GREAT CITIZENS - GAIL BORDEN
Long before he became famous for the invention of condensed milk, Gail Borden, Jr., lived in Galveston for 14 years. Born in New York in 1801, he traveled to Texas in 1829. He started a newspaper, became the customs agent for the Republic of Texas, surveyed the land for the city of Houston, and helped sell land for the for the city of Galveston.
Above all else he was an inventor, and one of his worst failures was the terraqueous machine. This was a wagon with a sail on it that could move on land or water. He tested it first with friends at midnight on the beach but had to put on the brakes because his passengers were so frightened. The second test came in daylight, and with the wind full in his sail he headed straight into the surf. The wagon tipped over 50 feet offshore. No one was hurt, but everyone got wet. When asked where Borden was after the accident, one of the dripping adventurers said, "Drowned, I do most sincerely hope. He richly deserves hope.

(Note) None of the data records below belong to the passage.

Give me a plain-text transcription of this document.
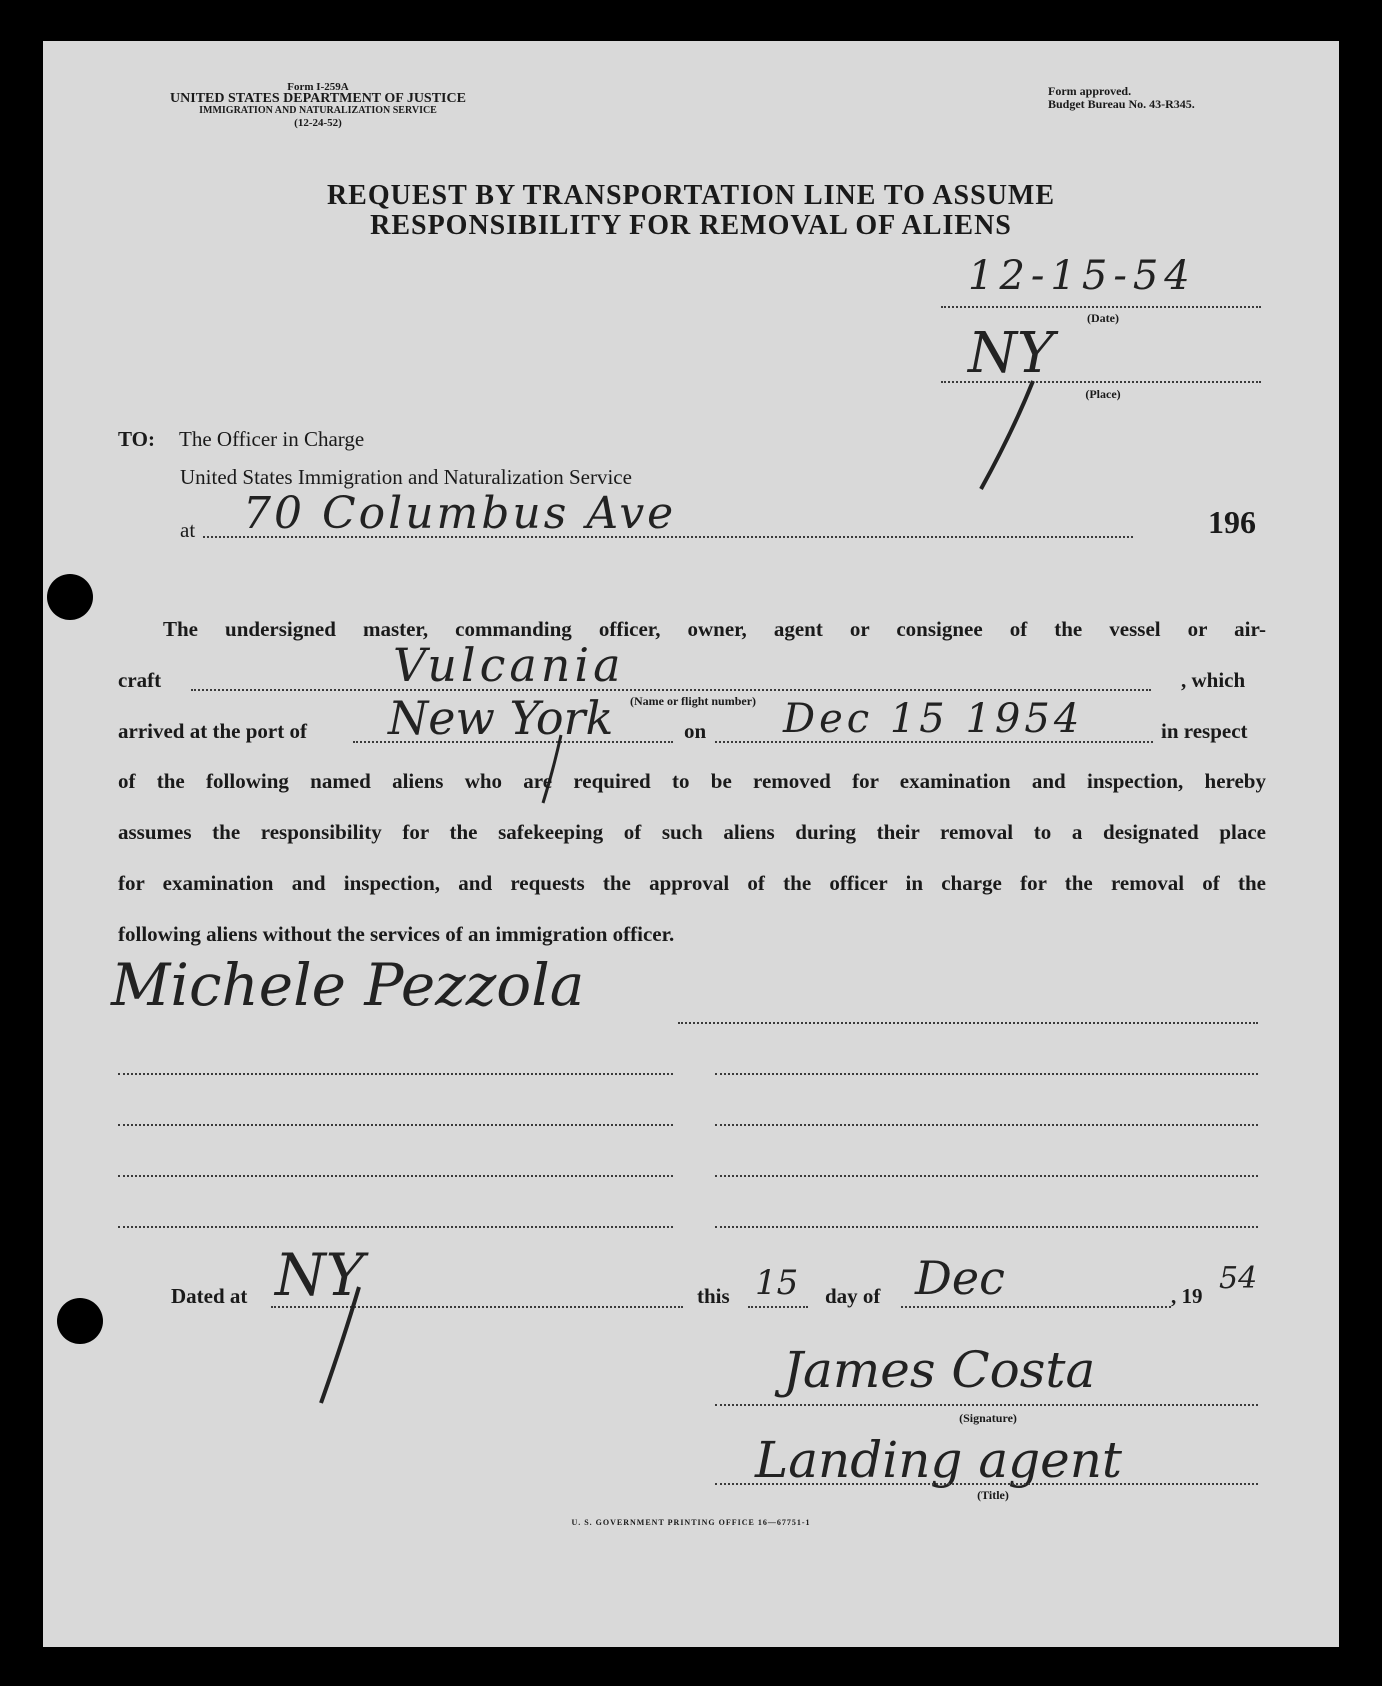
Form I-259A
UNITED STATES DEPARTMENT OF JUSTICE
IMMIGRATION AND NATURALIZATION SERVICE
(12-24-52)
Form approved.
Budget Bureau No. 43-R345.
REQUEST BY TRANSPORTATION LINE TO ASSUME
RESPONSIBILITY FOR REMOVAL OF ALIENS
12-15-54
(Date)
NY
(Place)
TO: The Officer in Charge
United States Immigration and Naturalization Service
at 70 Columbus Ave	196
The undersigned master, commanding officer, owner, agent or consignee of the vessel or air-
craft	Vulcania	, which
(Name or flight number)
arrived at the port of New York	on Dec 15 1954	in respect
of the following named aliens who are required to be removed for examination and inspection, hereby
assumes the responsibility for the safekeeping of such aliens during their removal to a designated place
for examination and inspection, and requests the approval of the officer in charge for the removal of the
following aliens without the services of an immigration officer.
Michele Pezzola
Dated at NY	this 15 day of Dec	, 19 54
James Costa
(Signature)
Landing agent
(Title)
U. S. GOVERNMENT PRINTING OFFICE 16—67751-1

Borden did not drown and he continued to invent. He became particularly fascinated with the thought of condensation, or a chemical reaction to reduce a substance to a denser form. He tried it first on meat and made a foul-tasting meat biscuit. It was nutritious, but no one wanted to eat it. In 1856 he succeeded in condensing milk and later made a fortune with the Borden Company in Connecticut.
He died in 1874 but left an interesting thought for lovers. Joe B. Frantz, his biographer, quoted Borden:
"The world is changing in the direction of condensing... Even lovers write no poetry, nor any other stuff and nonsense, now. They condense all they have to say, into a kiss."